La terre des mères déplacées

UN REPORTAGE DE PHILIPPE VILLARD EN COLOMBIE – MEDIA DE REFERENCE : L’EXPRESS-L’IMPARTIAL

5,5 millions de personnes, surtout les femmes, ont fui les zones de conflit.

S’il est un leadership mondial dont la Colombie se passerait bien, c’est celui du nombre de personnes déplacées.

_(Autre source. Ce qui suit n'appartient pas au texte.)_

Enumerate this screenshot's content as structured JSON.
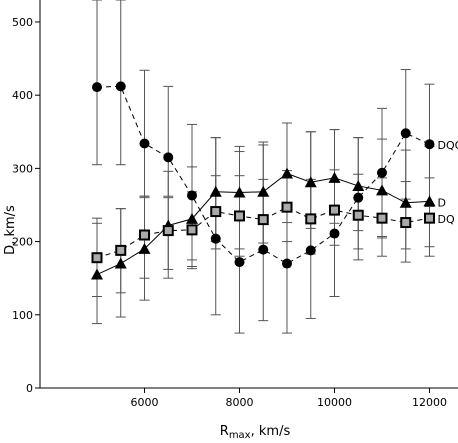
{
  "chart_data": {
    "type": "scatter",
    "title": "",
    "xlabel_main": "R",
    "xlabel_sub": "max",
    "xlabel_rest": ", km/s",
    "ylabel": "D, km/s",
    "xlim": [
      3800,
      12600
    ],
    "ylim": [
      0,
      530
    ],
    "x_ticks": [
      6000,
      8000,
      10000,
      12000
    ],
    "y_ticks": [
      0,
      100,
      200,
      300,
      400,
      500
    ],
    "x_tick_labels": [
      "6000",
      "8000",
      "10000",
      "12000"
    ],
    "y_tick_labels": [
      "0",
      "100",
      "200",
      "300",
      "400",
      "500"
    ],
    "grid": false,
    "x": [
      5000,
      5500,
      6000,
      6500,
      7000,
      7500,
      8000,
      8500,
      9000,
      9500,
      10000,
      10500,
      11000,
      11500,
      12000
    ],
    "series": [
      {
        "name": "DQO",
        "marker": "circle",
        "line": "dashed",
        "values": [
          411,
          412,
          334,
          315,
          263,
          204,
          172,
          189,
          170,
          188,
          211,
          260,
          294,
          348,
          333
        ],
        "err_low": [
          305,
          305,
          262,
          262,
          175,
          100,
          75,
          92,
          75,
          95,
          125,
          175,
          205,
          258,
          248
        ],
        "err_high": [
          530,
          530,
          434,
          412,
          360,
          342,
          323,
          332,
          362,
          350,
          353,
          342,
          382,
          435,
          415
        ]
      },
      {
        "name": "D",
        "marker": "triangle",
        "line": "solid",
        "values": [
          155,
          170,
          190,
          222,
          231,
          268,
          267,
          268,
          293,
          281,
          287,
          276,
          270,
          253,
          255
        ],
        "err_low": [
          88,
          97,
          120,
          150,
          163,
          200,
          190,
          198,
          226,
          218,
          225,
          215,
          207,
          190,
          193
        ],
        "err_high": [
          225,
          245,
          262,
          296,
          302,
          342,
          330,
          336,
          362,
          350,
          353,
          342,
          340,
          325,
          330
        ]
      },
      {
        "name": "DQ",
        "marker": "square",
        "line": "dashed",
        "values": [
          178,
          188,
          209,
          215,
          216,
          241,
          235,
          230,
          247,
          231,
          243,
          236,
          232,
          226,
          232
        ],
        "err_low": [
          125,
          130,
          150,
          162,
          166,
          190,
          180,
          185,
          200,
          183,
          195,
          190,
          180,
          172,
          180
        ],
        "err_high": [
          232,
          245,
          260,
          260,
          268,
          290,
          290,
          285,
          297,
          285,
          298,
          292,
          287,
          282,
          287
        ]
      }
    ]
  }
}
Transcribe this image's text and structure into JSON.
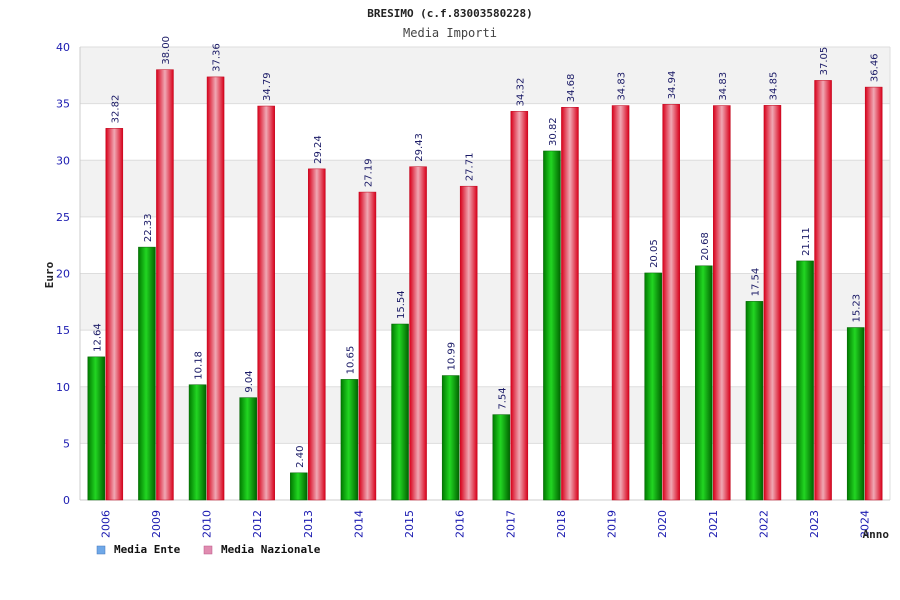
{
  "chart_data": {
    "type": "bar",
    "title": "BRESIMO (c.f.83003580228)",
    "subtitle": "Media Importi",
    "ylabel": "Euro",
    "xlabel": "Anno",
    "ylim": [
      0,
      40
    ],
    "yticks": [
      0,
      5,
      10,
      15,
      20,
      25,
      30,
      35,
      40
    ],
    "grid": true,
    "legend_position": "bottom-left",
    "categories": [
      "2006",
      "2009",
      "2010",
      "2012",
      "2013",
      "2014",
      "2015",
      "2016",
      "2017",
      "2018",
      "2019",
      "2020",
      "2021",
      "2022",
      "2023",
      "2024"
    ],
    "series": [
      {
        "name": "Media Ente",
        "color": "#00b400",
        "legend_color": "#6fa8e8",
        "values": [
          12.64,
          22.33,
          10.18,
          9.04,
          2.4,
          10.65,
          15.54,
          10.99,
          7.54,
          30.82,
          null,
          20.05,
          20.68,
          17.54,
          21.11,
          15.23
        ],
        "labels": [
          "12.64",
          "22.33",
          "10.18",
          "9.04",
          "2.40",
          "10.65",
          "15.54",
          "10.99",
          "7.54",
          "30.82",
          "",
          "20.05",
          "20.68",
          "17.54",
          "21.11",
          "15.23"
        ]
      },
      {
        "name": "Media Nazionale",
        "color": "#e8001c",
        "legend_color": "#e08cb0",
        "values": [
          32.82,
          38.0,
          37.36,
          34.79,
          29.24,
          27.19,
          29.43,
          27.71,
          34.32,
          34.68,
          34.83,
          34.94,
          34.83,
          34.85,
          37.05,
          36.46
        ],
        "labels": [
          "32.82",
          "38.00",
          "37.36",
          "34.79",
          "29.24",
          "27.19",
          "29.43",
          "27.71",
          "34.32",
          "34.68",
          "34.83",
          "34.94",
          "34.83",
          "34.85",
          "37.05",
          "36.46"
        ]
      }
    ]
  }
}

Pour 47 millions d’habitants, elles sont près de 5,7 millions à avoir fui les secteurs affectés par le conflit, «soit 95% du pays, car les zones de combat changent pour passer par exemple de la Caraïbe à la côte Pacifique», souligne Marco Romero, directeur du Conseil pour les droits humains et les déplacements (Codhes), organisme spécialisé dans l’étude du phénomène. Malgré la démobilisation de 30’000 paramilitaires entre 2004 et 2006, et des pourparlers de paix engagés à Cuba entre la guérilla marxiste des Forces Armées Révolutionnaires de Colombie (Farc) et le pouvoir, les affrontements continuent. Et les mouvements de population ne tarissent pas.

Vulnérables
Pour les spécialistes de diverses institutions ou organisations non gouvernementales qui suivent de près la question, on ne peut pas parler de flux massifs. Il s’agirait plutôt d’un filet régulier de familles arrachées à leurs zones rurales d’origine et échouées dans les périphéries des grandes cités ou des villes moyennes du pays. De plus, la majeure partie des déplacés sont des déplacées. On recense 65% de femmes, dont 60% sont mères de jeunes enfants. «Cette population dispose d’une culture rurale mais n’a plus la possibilité de vivre à la campagne. Il devient très difficile pour elles de trouver une place dans un milieu urbain qui, faute de solutions économiques, n’offre que du sous-emploi», note Marco Romero. A la vulnérabilité humaine s’ajoute la vulnérabilité économique. «Avant l’exode rural, 50% de ces gens étaient en train de dépasser le seuil de pauvreté et moins de 25% vivaient dans une pauvreté extrême. Après le déplacement, ils sont 95% à vivre sous le seuil de pauvreté et 85% tombent dans une pauvreté extrême», détaille encore Marco Romero.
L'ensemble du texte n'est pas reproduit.